Prevention of intimate partner violence: Impact of a virtual case simulation training for religious leaders
Paper presented to the Annual Conference of the American Public Health Association (APHA), Denver, CO
Abstract: This intervention aims to prevent intimate partner violence (IPV) and increase access to resources for immigrant victims by enhancing the capacity of religious leaders. In a randomized clinical trial, Korean American religious leaders (n=102) of Christian denominations from two large metropolitan areas were randomly allocated to intervention (virtual simulation training) or control (educational pamphlet). They completed an online baseline survey and 3-month and 6-month follow-up surveys. Based on social cognitive theory and theory of planned behavior, the survey assessed the knowledge, attitudes, outcome expectations, and self-efficacy needed to accomplish each objective, as well as behavioral intentions and behaviors.

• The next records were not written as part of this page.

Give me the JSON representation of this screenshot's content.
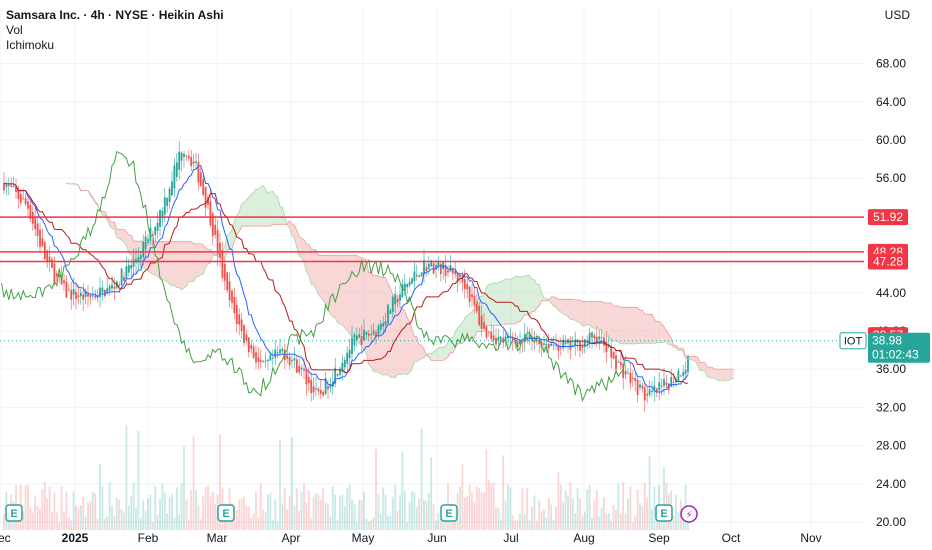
{
  "header": {
    "title": "Samsara Inc. · 4h · NYSE · Heikin Ashi",
    "indicator_1": "Vol",
    "indicator_2": "Ichimoku"
  },
  "currency": "USD",
  "colors": {
    "up": "#26a69a",
    "down": "#ef5350",
    "level_line": "#f23645",
    "conversion_line": "#2962ff",
    "base_line": "#b71c1c",
    "lagging_span": "#43a047",
    "cloud_bull": "#a5d6a7",
    "cloud_bear": "#ef9a9a",
    "grid": "#f0f3fa",
    "text": "#131722"
  },
  "chart_data": {
    "type": "candlestick",
    "symbol": "IOT",
    "last_price": "38.98",
    "countdown": "01:02:43",
    "y_axis": {
      "ticks": [
        "68.00",
        "64.00",
        "60.00",
        "56.00",
        "52.00",
        "48.00",
        "44.00",
        "40.00",
        "36.00",
        "32.00",
        "28.00",
        "24.00",
        "20.00"
      ],
      "range": [
        20,
        71
      ]
    },
    "x_axis": {
      "ticks": [
        "Dec",
        "2025",
        "Feb",
        "Mar",
        "Apr",
        "May",
        "Jun",
        "Jul",
        "Aug",
        "Sep",
        "Oct",
        "Nov"
      ]
    },
    "horizontal_levels": [
      51.92,
      48.28,
      47.28
    ],
    "price_labels": [
      {
        "value": "51.92",
        "price": 51.92,
        "color": "#f23645"
      },
      {
        "value": "48.28",
        "price": 48.28,
        "color": "#f23645"
      },
      {
        "value": "47.28",
        "price": 47.28,
        "color": "#f23645"
      },
      {
        "value": "39.57",
        "price": 39.57,
        "color": "#f23645"
      }
    ],
    "price_path": [
      [
        "Dec",
        55.5
      ],
      [
        "Dec",
        53
      ],
      [
        "Dec",
        47
      ],
      [
        "Dec",
        44
      ],
      [
        "2025",
        43.5
      ],
      [
        "2025",
        44.5
      ],
      [
        "2025",
        47.5
      ],
      [
        "Feb",
        51
      ],
      [
        "Feb",
        55
      ],
      [
        "Feb",
        59.5
      ],
      [
        "Feb",
        57
      ],
      [
        "Feb",
        52
      ],
      [
        "Mar",
        44
      ],
      [
        "Mar",
        39
      ],
      [
        "Mar",
        36
      ],
      [
        "Mar",
        38
      ],
      [
        "Apr",
        36
      ],
      [
        "Apr",
        33
      ],
      [
        "Apr",
        36
      ],
      [
        "Apr",
        39
      ],
      [
        "May",
        40
      ],
      [
        "May",
        44
      ],
      [
        "May",
        47
      ],
      [
        "Jun",
        46.5
      ],
      [
        "Jun",
        45
      ],
      [
        "Jun",
        40
      ],
      [
        "Jun",
        39
      ],
      [
        "Jul",
        39
      ],
      [
        "Jul",
        38.8
      ],
      [
        "Jul",
        38.3
      ],
      [
        "Aug",
        39.5
      ],
      [
        "Aug",
        36
      ],
      [
        "Aug",
        33
      ],
      [
        "Sep",
        34.5
      ],
      [
        "Sep",
        36.5
      ],
      [
        "Sep",
        41
      ],
      [
        "Sep",
        39
      ]
    ],
    "event_markers": [
      {
        "label": "E",
        "x_tick": "Dec"
      },
      {
        "label": "E",
        "x_tick": "Mar"
      },
      {
        "label": "E",
        "x_tick": "Jun"
      },
      {
        "label": "E",
        "x_tick": "Sep"
      }
    ],
    "dividend_marker": {
      "label": "⚡"
    }
  }
}
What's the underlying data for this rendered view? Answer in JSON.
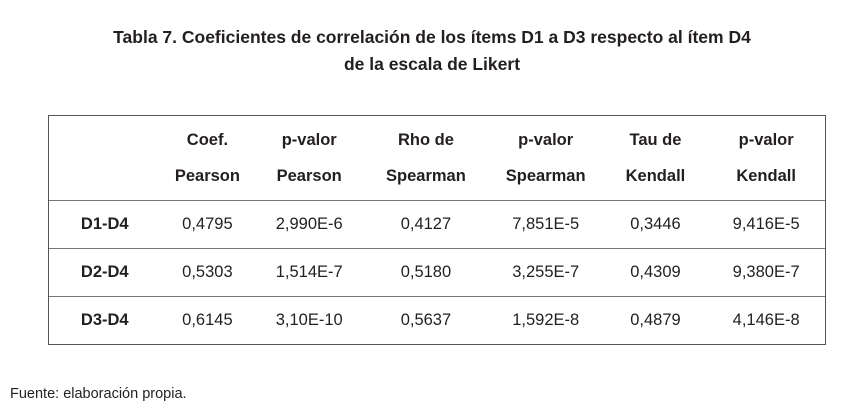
{
  "title_lines": [
    "Tabla 7. Coeficientes de correlación de los ítems D1 a D3 respecto al ítem D4",
    "de la escala de Likert"
  ],
  "table": {
    "headers": [
      [
        "",
        ""
      ],
      [
        "Coef.",
        "Pearson"
      ],
      [
        "p-valor",
        "Pearson"
      ],
      [
        "Rho de",
        "Spearman"
      ],
      [
        "p-valor",
        "Spearman"
      ],
      [
        "Tau de",
        "Kendall"
      ],
      [
        "p-valor",
        "Kendall"
      ]
    ],
    "rows": [
      [
        "D1-D4",
        "0,4795",
        "2,990E-6",
        "0,4127",
        "7,851E-5",
        "0,3446",
        "9,416E-5"
      ],
      [
        "D2-D4",
        "0,5303",
        "1,514E-7",
        "0,5180",
        "3,255E-7",
        "0,4309",
        "9,380E-7"
      ],
      [
        "D3-D4",
        "0,6145",
        "3,10E-10",
        "0,5637",
        "1,592E-8",
        "0,4879",
        "4,146E-8"
      ]
    ]
  },
  "source": "Fuente: elaboración propia."
}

In addition to the survey, pastors from the intervention group participated in two focus groups to provide feedback about their participation and the impact of the pandemic. Experimental effects on intervention-targeted constructs were modeled with two-way mixed-effects ANOVAs with time as the within-subjects factor and experimental condition as the between-subjects factor. Preliminary results suggest a positive change in theoretical constructs and very high satisfaction with the program; the pandemic limited the interactions with parishioners. Pastors indicated that other members of the church should complete the training and the need for additional in-person training for all church members.